How the Cloudflare global network optimizes for system reboots during low-traffic periods

To facilitate the huge scale of Cloudflare’s customer base, we maintain data centers which span more than 300 cities in over 100 countries, including approximately 30 locations in Mainland China.

The Cloudflare global network is built to be continuously updated in a zero downtime manner, but some changes may need a server reboot to safely take effect. To enable this, we have mechanisms for the whole fleet to automatically reboot with changes gated on a unique identifier for the reboot cycle. Each data center has a maintenance window, which is a time period - usually a couple of hours - during which reboots are permitted.

We take our customer experience very seriously, and hence we have several mechanisms to ensure that disruption to customer traffic does not occur. One example is Unimog, our in-house load balancer that spreads load across the servers in a data center, ensuring that there is no disruption when a server is taken out for routine maintenance.

The SRE team decided to further reduce risk by only allowing reboots in a data center when the customer traffic is at the lowest. We also needed to automate the existing manual process for determining the window - eliminating toil.

In this post, we’ll discuss how the team improved this manual process and automated the determination of these windows using a trigonometric function - sinusoidal wave fitting.

When is the best time to reboot?

Thanks to how efficient our load-balancing framework is within a data center, technically we could proceed to schedule reboots throughout the day with zero impact to traffic flowing through the data center. However, operationally the management is simplified by requiring reboots take place between certain times for each data center. It both acts as a rate-limiter to avoid rebooting all servers in our larger data centers in a single day, and makes remediating any unforeseen issues that arise during the reboots more straightforward, as issues can be caught within the first batch of reboots.

One of the first steps is to determine the time window during which we are going to allow these reboots to take place; choosing the relative low-traffic period for a data center makes the most sense for obvious reasons.

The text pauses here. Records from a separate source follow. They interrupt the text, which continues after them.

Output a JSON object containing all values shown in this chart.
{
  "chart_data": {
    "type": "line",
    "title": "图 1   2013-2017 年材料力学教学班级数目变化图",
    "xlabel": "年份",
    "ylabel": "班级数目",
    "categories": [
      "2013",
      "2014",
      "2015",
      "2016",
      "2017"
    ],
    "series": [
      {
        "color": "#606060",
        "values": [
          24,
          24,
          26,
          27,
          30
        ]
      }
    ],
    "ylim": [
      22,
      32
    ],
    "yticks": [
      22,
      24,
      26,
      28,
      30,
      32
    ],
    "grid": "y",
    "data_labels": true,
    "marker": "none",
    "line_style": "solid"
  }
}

In the past, these low-traffic windows were found manually by humans reviewing historical traffic trends present in our metrics; it was SRE who were responsible for creating and maintaining the definition of these windows, which became particularly toilsome:

Traffic trends are always changing, requiring increasingly frequent reviews of maintenance hours.
We move quickly at Cloudflare, there is always a data center in a state of provisioning, making it difficult to keep maintenance windows up-to-date.
The system was inflexible, and provided no dynamic decision-making.
This responsibility became SRE toil as it was repetitive, process-based work that could and should be automated.

Time to be more efficient

We quickly realized that we needed to make this process more efficient using automation. An ideal solution would be one that was accurate, easy to maintain, re-usable, and could be consumed by other teams.

A theoretical solution to this was sine-fitting on the CPU pattern of the data center over a configurable period. e.g. two weeks. This method is a way to transform the pattern into a theoretical sinusoidal wave as shown in the image below.

This is an example of a datacenter with a good sine fit.

With a sine wave, the most common troughs can be determined. The periods where these troughs occur are then used as options for the maintenance window.

Sinusoidal wave theory - the secret sauce

We think math is fun and were excited to see how this held up in practice. To implement the logic and tests, we needed to understand the theory. This section details the important bits for anyone that is interested in implementing this for their maintenance cycles as well.

The image below shows a theoretical representation of a sine wave. It is represented by the mathematical function y(t) = Asin(2πft + φ) where A = Amplitude, f = Frequency, t = Time and φ = Phase.

A sine wave is a geometric waveform that oscillates (moves up, down, or side-to-side) periodically.

In practice, various programming language packages exist to fit an arbitrary dataset on a curve. For example, Python has the scipy curve_fit function.

We used Python and to make the result more accurate, it is recommended to include arbitrary values as initial guesses. These are described below;

Amplitude: This is the distance from the peak/valley to the time axis, and is approximated as the standard deviation multiplied by √2. The standard deviation represents the variability in the data points, and for a sine wave that varies between -1 and +1, the standard deviation is approximately 0.707 (or 1/√2). Therefore, by multiplying the standard deviation of the data by √2, we can represent an approximation of the amplitude.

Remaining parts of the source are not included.